Caixa fantástica revitaliza 'Live at Leeds', do Who

Estadão

12 de outubro de 2010 | 16h36

Marcelo Moreira

A gravadora Universal já previa relançar o álbum “Live at Leeds”, do Who, até o final do ano, comemorando os 40 anos do lançamento, em uma embalagem de luxo contendo dois CDs (a apresentação completa daquele 14 de fevereiro de 1970) com um livreto ilustrativo. Só que houve uma mudança de planos no meio do caminho, para a alegria dos fãs. O projeto cresceu e virou uma caixa fantástica.

Nâo bastassem os dois CDs com o show completo – lançado em 2001 -, a edição de luxo 2010 trará mais dois CDs contendo outro show na íntegra – na cidade de Hull City, no memso ano, aquele que Pete Townshend considera como um dos cinco melhores que já fez – e um livro (nada de livreto) com 64 páginas com capa dura com texto detalhando a história do álbum, ilustrado por fotos raras e reproduções dos documentos incluídos no lançamento original.

Haverá ainda um vinil de 7 polegadas reproduzindo o single “Heaven and Hell” / “Summertime Blues”, um vinil reproduzindo o próprio LP lançado em 1970, pôster de Pete Townshend e embalagem de papelão com a capa reproduzindo a etiqueta em cor preta da primeira edição britânica do vinil. Não há ainda uma estimativa de preço, mas especialistas apostam que não custará mens do que 250 euros.
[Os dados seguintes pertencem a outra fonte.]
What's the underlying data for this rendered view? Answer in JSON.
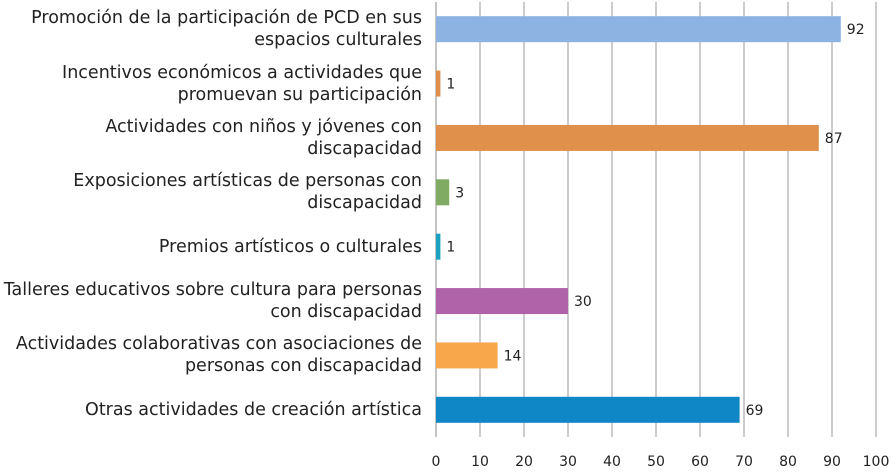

Frequentemente citado nas listas de melhores álbuns ao vivo da história – o crítico de música Nik Cohn o definiu no jornal New York Times como o “melhor álbum ao vivo de rock de todos os tempos” – finalmente captava o Who como era no palco: explosivo, pesado, virtuoso, anárquico, quase heavy metal.

Era a tendência na época, quando dois anos antes, em 1968, o Cream e o Experience de Jumi Hendrix tocavam cada vez maois alto e distorcido, sendo seguidos por por bandas como Blue Cheer e Led Zeppelin já em 1969.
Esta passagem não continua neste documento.